Dort befindet sich, wie der Reporter wenig später feststellen kann, eines der wichtigsten informellen «Durchgangszentren» für Migranten und Flüchtlinge. Mehrere zehntausend Menschen, so Schätzungen lokaler Kenner, haben hier ein paar Nächte verbracht, bevor sie mit Gummibooten auf die etwa zehn Kilometer entfernt gelegene Insel Lesbos «verfrachtet» worden sind.
Von der Küstenwache ist nichts zu sehen
Verschlungene kleine Pfade führen durchs Gelände. Unmengen von Abfall – liegengelassene Kleider, zerschlissene Rucksäcke, Plastikflaschen – und Exkremente zeugen davon, dass hier unzählige Menschen campiert haben.

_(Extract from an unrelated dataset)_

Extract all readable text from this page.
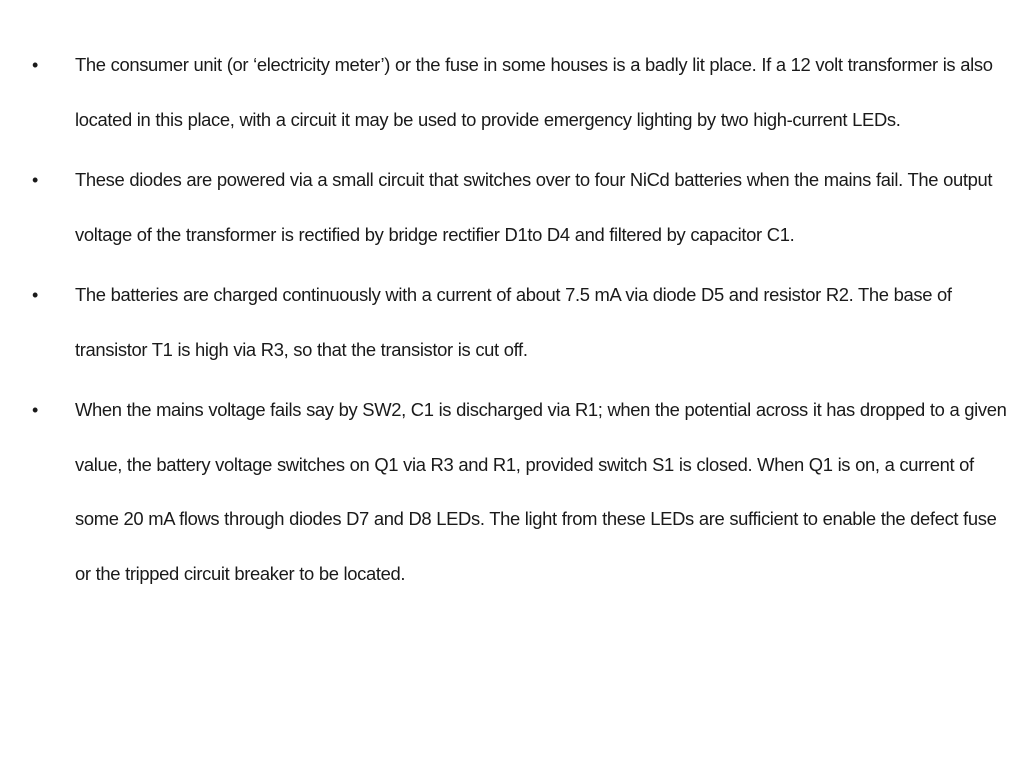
• The consumer unit (or ‘electricity meter’) or the fuse in some houses is a badly lit place. If a 12 volt transformer is also located in this place, with a circuit it may be used to provide emergency lighting by two high-current LEDs.
• These diodes are powered via a small circuit that switches over to four NiCd batteries when the mains fail. The output voltage of the transformer is rectified by bridge rectifier D1to D4 and filtered by capacitor C1.
• The batteries are charged continuously with a current of about 7.5 mA via diode D5 and resistor R2. The base of transistor T1 is high via R3, so that the transistor is cut off.
• When the mains voltage fails say by SW2, C1 is discharged via R1; when the potential across it has dropped to a given value, the battery voltage switches on Q1 via R3 and R1, provided switch S1 is closed. When Q1 is on, a current of some 20 mA flows through diodes D7 and D8 LEDs. The light from these LEDs are sufficient to enable the defect fuse or the tripped circuit breaker to be located.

Es ist halb sechs Uhr abends, kurz vor Sonnenuntergang. Plötzlich sind laute Rufe zu hören. Dann wird mit einem Mal ein improvisiertes Lager sichtbar: Plastikplanen, Rucksäcke, einzelne Zelte, Feuerstellen. Hunderte von Menschen. Überall orange Schwimmwesten. Ein gewaltiges Stimmengewirr erfüllt die kleine Geländekammer. Am Ufer herrscht hektischer Betrieb: Soeben wird ein Schlauchboot ins Wasser geschleppt, während dem ein anderes bereit gemacht wird. Wenig später steigen rund drei, vier Dutzend Männer ins erste Boot. Innert einer halben Stunde legen vier Boote ab, andere werden bereit gemacht. Langsam wird es dunkel.
Von der türkischen Küstenwache ist hier, an einer der wichtigsten Routen der klandestinen Ausreise, nichts zu sehen.